What Laughton.org lacks in funds for prizes it more than compensates for with imagination!
- Third prize is a collapsible portable plastic vase. No, there's no rule that prizes have
to make sense. The winner can pack this vase on his or her next business trip and fill it with
flowers and water to brighten up an otherwise dreary night in some airport hotel. Or if flowers
don't brighten the time sufficiently, this vase will hold a considerable volume of beer or sangria.
Protests, Disqualifications, and Recounts
There'll be none of that nonsense here! The judgment of the contest staff is final. But the Olympic Games themselves are quite another matter. The contest staff will wait until 24 hours after the end of the closing ceremony in Rio de Janeiro to certify the results of this contest.
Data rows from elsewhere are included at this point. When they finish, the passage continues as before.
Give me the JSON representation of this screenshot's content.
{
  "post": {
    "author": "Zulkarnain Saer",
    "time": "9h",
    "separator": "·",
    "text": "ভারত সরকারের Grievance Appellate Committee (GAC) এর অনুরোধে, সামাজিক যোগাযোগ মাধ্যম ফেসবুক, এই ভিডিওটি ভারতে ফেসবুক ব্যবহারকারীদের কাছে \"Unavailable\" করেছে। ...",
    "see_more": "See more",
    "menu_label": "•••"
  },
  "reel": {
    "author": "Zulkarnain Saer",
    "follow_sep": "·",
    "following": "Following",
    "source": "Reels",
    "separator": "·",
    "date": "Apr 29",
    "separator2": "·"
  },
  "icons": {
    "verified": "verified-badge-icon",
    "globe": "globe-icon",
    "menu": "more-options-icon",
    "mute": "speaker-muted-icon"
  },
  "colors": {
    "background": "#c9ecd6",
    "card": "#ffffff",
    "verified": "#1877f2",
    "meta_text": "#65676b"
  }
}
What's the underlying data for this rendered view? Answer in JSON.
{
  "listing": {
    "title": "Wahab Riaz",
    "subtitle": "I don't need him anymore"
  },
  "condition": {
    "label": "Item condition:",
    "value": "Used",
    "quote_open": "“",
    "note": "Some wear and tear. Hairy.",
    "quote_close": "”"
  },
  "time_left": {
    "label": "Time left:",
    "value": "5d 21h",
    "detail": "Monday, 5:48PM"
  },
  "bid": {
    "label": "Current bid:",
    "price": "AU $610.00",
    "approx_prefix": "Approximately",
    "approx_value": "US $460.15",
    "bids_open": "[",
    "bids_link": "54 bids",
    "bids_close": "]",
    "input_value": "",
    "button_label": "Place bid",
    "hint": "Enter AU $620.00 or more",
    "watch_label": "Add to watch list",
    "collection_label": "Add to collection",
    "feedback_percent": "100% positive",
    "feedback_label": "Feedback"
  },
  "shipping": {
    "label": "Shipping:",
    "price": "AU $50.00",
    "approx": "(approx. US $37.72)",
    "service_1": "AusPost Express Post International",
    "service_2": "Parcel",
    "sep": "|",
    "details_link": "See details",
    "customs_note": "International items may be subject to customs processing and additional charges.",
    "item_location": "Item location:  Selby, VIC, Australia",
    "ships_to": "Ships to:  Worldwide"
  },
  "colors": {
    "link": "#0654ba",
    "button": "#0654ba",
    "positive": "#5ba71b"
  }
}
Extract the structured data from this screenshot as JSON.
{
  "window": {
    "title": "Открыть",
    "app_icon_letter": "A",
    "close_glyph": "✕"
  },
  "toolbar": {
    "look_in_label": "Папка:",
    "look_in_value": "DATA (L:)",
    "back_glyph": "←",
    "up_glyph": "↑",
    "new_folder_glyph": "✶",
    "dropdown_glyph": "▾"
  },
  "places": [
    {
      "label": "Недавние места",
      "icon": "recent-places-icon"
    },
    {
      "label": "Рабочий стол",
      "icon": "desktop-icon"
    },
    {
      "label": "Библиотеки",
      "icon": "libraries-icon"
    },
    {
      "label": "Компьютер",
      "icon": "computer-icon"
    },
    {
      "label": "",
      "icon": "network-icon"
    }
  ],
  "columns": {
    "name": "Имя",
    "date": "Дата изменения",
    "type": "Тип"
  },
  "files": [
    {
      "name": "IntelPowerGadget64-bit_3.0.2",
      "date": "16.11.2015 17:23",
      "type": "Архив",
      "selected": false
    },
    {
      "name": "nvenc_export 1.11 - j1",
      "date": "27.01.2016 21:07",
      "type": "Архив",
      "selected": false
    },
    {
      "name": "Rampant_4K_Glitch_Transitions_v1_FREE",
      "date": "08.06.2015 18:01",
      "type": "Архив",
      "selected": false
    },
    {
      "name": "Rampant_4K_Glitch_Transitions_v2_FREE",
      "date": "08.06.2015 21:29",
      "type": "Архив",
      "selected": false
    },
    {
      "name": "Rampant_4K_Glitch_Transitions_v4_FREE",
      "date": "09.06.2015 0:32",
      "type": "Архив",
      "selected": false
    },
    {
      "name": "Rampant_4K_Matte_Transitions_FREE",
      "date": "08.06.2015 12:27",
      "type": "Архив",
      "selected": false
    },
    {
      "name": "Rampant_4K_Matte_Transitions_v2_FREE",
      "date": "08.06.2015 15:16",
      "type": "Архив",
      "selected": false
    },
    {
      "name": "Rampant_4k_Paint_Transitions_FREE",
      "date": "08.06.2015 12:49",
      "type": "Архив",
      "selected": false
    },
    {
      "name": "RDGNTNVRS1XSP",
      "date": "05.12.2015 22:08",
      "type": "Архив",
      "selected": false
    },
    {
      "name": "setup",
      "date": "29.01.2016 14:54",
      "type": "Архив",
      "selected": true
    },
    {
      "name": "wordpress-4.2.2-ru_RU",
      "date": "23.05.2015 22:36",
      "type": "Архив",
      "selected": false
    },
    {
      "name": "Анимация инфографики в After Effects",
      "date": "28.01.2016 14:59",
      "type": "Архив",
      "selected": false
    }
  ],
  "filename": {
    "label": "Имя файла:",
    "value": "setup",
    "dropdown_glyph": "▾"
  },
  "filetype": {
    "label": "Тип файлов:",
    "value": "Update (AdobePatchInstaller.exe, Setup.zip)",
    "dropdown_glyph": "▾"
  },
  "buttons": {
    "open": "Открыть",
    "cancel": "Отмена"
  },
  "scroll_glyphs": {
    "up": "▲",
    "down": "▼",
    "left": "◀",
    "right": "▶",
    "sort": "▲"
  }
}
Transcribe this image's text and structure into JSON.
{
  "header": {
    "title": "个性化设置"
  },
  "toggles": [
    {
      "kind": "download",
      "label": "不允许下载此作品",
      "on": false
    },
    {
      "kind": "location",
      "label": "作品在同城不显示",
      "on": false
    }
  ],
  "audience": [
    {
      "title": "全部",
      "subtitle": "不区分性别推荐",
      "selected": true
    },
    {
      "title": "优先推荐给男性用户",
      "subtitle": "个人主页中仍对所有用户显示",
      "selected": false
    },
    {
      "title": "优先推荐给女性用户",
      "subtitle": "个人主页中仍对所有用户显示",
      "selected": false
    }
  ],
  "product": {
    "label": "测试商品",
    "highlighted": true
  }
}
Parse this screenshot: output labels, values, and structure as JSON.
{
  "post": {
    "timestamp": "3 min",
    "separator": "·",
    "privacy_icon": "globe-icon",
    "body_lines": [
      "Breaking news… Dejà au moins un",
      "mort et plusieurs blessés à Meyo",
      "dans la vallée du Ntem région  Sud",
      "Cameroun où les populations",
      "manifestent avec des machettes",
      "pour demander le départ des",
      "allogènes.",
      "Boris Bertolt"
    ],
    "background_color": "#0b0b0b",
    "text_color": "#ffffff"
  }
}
Any official changes in medal counts made during these 24 hours will be reflected in the scores on this webpage. After that time, this contest will be closed, and the results will be etched on a palladium disc that will be attached to the next probe that NASA sends beyond the solar system.
All contests at Laughton.org are free and open to anyone with an e-mail address.
Illegible, irrational, or improperly formatted entries will be discarded. The Official Entry Form is designed to prevent erroneous entries, but we always expect the unexpected.
Comments (if any) supplied with the entry will appear next to the affiliated blimp in the entry roster that will appear on this page. Voluminous text may be edited, perhaps brutally. Much depends upon the mood of the contest staff when the entry arrives. Entries containing libelous, scurrilous, or scandalous text - which never fail to peeve the contest staff - will be discarded.
Anyone planning to do some research before submitting an entry may want to start at the official Rio Olympics website.